Today's Reading

I let us in to the dark foyer and flicked the light switch, my chest tight— what if the power had died here, too? But the chandelier lit up and the HVAC panel summoned the telltale whir of heat. I stepped back on the porch, directing two thumbs up at Phil. He gave a friendly honk and sped away.

Leaving me and Tyler Nelson alone.

We stared at each other. I had never met anyone else with such perfectly sculpted features, with eyes so blue and hair so gold. This boy could get away with murder or fraud or heartbreak, and people would chuckle and pat him on the cheek and say, "What a rascal!"

"Well, Shira," he drawled, and even his voice was beautiful, damn him. "This should be fun."


Here's what went down when Tyler and I first met.

Five and a half years ago, when I was a foolish eleven-year-old, I discovered crushes. I'd never had one before, though I'd watched my classmates giggling about kissing, all fascinated by the bewildering and unstoppable advent of puberty. I understood in the abstract but didn't relate.

Then Tyler Nelson showed up on Nantucket.

My god, the first time I saw him. A miracle, on par with a sea parting, the sun and moon standing still, oil lasting eight nights. The world slowed so each indelible second could be printed on my soul. Olivia Phan—my best summer friend—and I sat eating ice cream outside The Juice Bar. The hydrangeas were in full bloom; the air smelled sweet and floral.

A laugh from someone in line caught my attention.

Usually I only noticed embarrassingly loud laughs, like my Uncle Jason's in the movie theater. This laugh, though, came closer to music than anything else. I could no more resist searching for the owner than I could have resisted rainbow sprinkles.

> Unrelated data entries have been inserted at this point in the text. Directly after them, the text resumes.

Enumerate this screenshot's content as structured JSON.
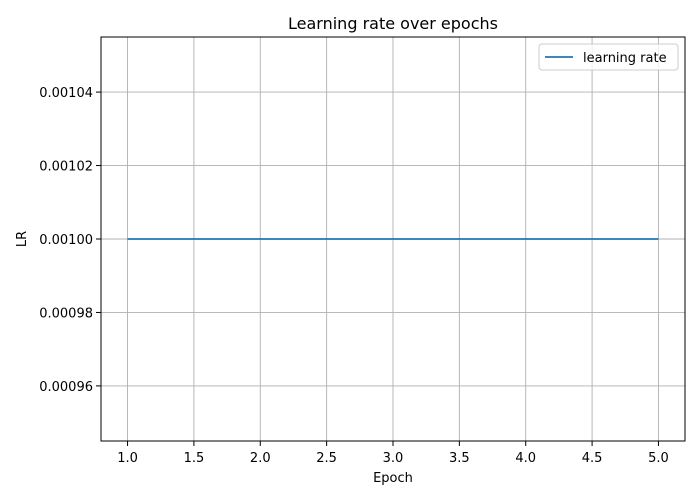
{
  "chart_data": {
    "type": "line",
    "title": "Learning rate over epochs",
    "xlabel": "Epoch",
    "ylabel": "LR",
    "x": [
      1,
      2,
      3,
      4,
      5
    ],
    "series": [
      {
        "name": "learning rate",
        "values": [
          0.001,
          0.001,
          0.001,
          0.001,
          0.001
        ],
        "color": "#1f77b4"
      }
    ],
    "xlim": [
      0.8,
      5.2
    ],
    "ylim": [
      0.000945,
      0.001055
    ],
    "xticks": [
      1.0,
      1.5,
      2.0,
      2.5,
      3.0,
      3.5,
      4.0,
      4.5,
      5.0
    ],
    "xtick_labels": [
      "1.0",
      "1.5",
      "2.0",
      "2.5",
      "3.0",
      "3.5",
      "4.0",
      "4.5",
      "5.0"
    ],
    "yticks": [
      0.00096,
      0.00098,
      0.001,
      0.00102,
      0.00104
    ],
    "ytick_labels": [
      "0.00096",
      "0.00098",
      "0.00100",
      "0.00102",
      "0.00104"
    ],
    "grid": true,
    "legend_position": "top-right"
  }
}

He stood with a trio of others, who faded into the background like so much noise. The laughing boy shone, not illuminated by light but the 'source' of light, a miniature sun, brilliant and lustrous. "He's beautiful," I breathed.

Beside me, Olivia wrinkled her nose. Also eleven, she was both more interested in and more cynical about romance. "He's kind of bland- looking, isn't he? Like a Disney star."

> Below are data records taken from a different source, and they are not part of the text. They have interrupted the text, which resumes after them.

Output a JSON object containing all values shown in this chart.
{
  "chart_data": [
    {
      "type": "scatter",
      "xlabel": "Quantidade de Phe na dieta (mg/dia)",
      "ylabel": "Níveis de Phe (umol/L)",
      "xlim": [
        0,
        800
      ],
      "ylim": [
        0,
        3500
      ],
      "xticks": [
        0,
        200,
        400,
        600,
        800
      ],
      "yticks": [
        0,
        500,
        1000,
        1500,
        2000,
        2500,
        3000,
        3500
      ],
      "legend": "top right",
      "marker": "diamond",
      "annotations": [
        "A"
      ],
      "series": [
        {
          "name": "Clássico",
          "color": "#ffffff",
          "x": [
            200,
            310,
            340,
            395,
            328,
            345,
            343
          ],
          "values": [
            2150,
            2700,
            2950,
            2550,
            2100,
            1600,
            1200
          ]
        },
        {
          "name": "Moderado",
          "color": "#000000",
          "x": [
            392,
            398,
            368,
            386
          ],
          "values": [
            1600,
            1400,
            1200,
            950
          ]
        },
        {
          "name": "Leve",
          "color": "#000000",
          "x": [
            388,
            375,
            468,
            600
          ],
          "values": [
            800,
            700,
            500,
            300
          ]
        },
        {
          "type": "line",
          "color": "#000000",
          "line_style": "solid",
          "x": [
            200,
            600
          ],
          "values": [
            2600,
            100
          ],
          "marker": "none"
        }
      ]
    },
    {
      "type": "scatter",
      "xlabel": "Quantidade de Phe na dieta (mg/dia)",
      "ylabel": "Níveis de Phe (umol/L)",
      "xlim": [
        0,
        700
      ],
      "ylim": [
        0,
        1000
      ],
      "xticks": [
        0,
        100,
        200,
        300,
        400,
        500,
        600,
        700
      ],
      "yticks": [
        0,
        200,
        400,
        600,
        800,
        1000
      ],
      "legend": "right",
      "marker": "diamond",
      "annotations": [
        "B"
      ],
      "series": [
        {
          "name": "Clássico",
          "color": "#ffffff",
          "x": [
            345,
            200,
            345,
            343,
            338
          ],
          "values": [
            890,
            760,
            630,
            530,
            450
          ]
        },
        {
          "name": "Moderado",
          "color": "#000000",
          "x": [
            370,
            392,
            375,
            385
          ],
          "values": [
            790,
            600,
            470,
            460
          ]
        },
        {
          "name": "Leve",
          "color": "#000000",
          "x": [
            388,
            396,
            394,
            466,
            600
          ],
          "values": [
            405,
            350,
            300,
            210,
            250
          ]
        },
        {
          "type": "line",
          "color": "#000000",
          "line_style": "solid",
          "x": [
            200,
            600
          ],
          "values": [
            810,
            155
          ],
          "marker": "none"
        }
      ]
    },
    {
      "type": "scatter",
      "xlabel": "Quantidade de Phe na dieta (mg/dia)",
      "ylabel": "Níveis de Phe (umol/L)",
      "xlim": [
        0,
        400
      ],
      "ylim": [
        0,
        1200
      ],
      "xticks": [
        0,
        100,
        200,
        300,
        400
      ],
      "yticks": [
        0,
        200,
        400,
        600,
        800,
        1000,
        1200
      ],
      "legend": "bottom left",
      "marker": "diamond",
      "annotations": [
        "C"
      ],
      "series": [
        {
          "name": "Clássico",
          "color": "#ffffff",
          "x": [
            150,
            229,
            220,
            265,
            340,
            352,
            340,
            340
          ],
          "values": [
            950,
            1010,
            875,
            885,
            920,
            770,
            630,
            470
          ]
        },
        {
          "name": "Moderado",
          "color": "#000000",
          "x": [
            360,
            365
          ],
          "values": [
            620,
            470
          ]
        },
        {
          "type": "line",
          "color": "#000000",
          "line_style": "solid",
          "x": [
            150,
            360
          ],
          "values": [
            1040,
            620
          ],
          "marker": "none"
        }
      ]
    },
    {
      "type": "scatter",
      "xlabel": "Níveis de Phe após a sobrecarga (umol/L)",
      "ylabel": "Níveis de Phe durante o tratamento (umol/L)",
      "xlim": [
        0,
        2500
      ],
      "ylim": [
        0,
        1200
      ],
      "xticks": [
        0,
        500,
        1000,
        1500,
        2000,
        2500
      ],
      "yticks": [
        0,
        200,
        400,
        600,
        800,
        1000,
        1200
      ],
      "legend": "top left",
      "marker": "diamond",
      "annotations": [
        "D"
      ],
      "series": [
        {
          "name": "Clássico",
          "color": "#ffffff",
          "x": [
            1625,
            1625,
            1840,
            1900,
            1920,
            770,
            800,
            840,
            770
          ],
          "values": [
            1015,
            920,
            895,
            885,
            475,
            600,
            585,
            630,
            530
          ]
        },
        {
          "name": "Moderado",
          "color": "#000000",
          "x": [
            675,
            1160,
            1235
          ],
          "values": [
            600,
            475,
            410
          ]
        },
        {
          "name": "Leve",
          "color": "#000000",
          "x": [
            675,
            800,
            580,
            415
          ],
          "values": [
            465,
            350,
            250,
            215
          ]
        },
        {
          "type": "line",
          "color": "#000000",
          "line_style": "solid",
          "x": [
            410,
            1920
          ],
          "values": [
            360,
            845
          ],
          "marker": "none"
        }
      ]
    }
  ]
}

"You didn't have to ask who I meant, though." "He's obviously the most conventionally attractive."

"Yes," I agreed. "He's stunning." I willed the boy to make eye contact with me, though I had no idea what I'd do if he did. But he and his friends took their cones and walked away.

"He 'has' to be here all summer." A desperation I'd never known before formed a tight band around my chest. "If he's a day tourist, I'll 'die.'"

Olivia crunched down on the end of her cone. "Probably you won't, though."

It turned out Tyler would be there for the rest of the season: his moms had bought the Johnsons' old house, west of Golden Doors. Which meant I saw him that summer and the next, my crush surging back each year like a trick candle. I was drunk on exquisite longing, watching him flirt with summer girls and tourist girls and local girls. He belonged to the same friend group as Olivia's sister and my cousin Noah, so we spent the summers tagging along after them, following the older kids to the beach or squeezing our way close at ice-cream parlors. I had no shame, chasing Tyler with all the nuance of a six- year-old who thought her parents couldn't tell when she lied. I adored him, so how could he not adore me back?

After three and a half summers of being wild about him, I thought, 'now'. I was fourteen and more than ready for my first kiss; I spent almost every night fantasizing about Tyler. Mid-July, I gathered my nerve, along with the prettiest seashells and smoothest stones and sea glass. I woke early one Saturday to form them into foot-high letters on the beach. 'Tyler, date me?'

(I'd originally planned to write 'Tyler Nelson, will you go on a date with me?' but quickly realized it would be way too much effort.)

Olivia guarded the words while I found Tyler where he was playing volleyball with a bunch of the other older kids. Everyone looked shockingly adult, their skin slick with sweat and sunblock, the guys with broad shoulders, the girls confident in their bikinis and retro one-pieces. No braces or constellations of acne to be seen. As the game ended, I picked my way over, nervous and terrified and feeling impossibly brave. He stepped away from his friends to grab his water bottle, and I closed the gap between us.

He noticed me hovering. A flash of something—'Irritation?' I wondered in retrospect. 'Impatience?'—crossed his face, but then he smiled. He'd always been unfailingly kind to the younger kids. "Hi, Shira."

I tried to say something, but no words emerged. "Looking for your cousins?"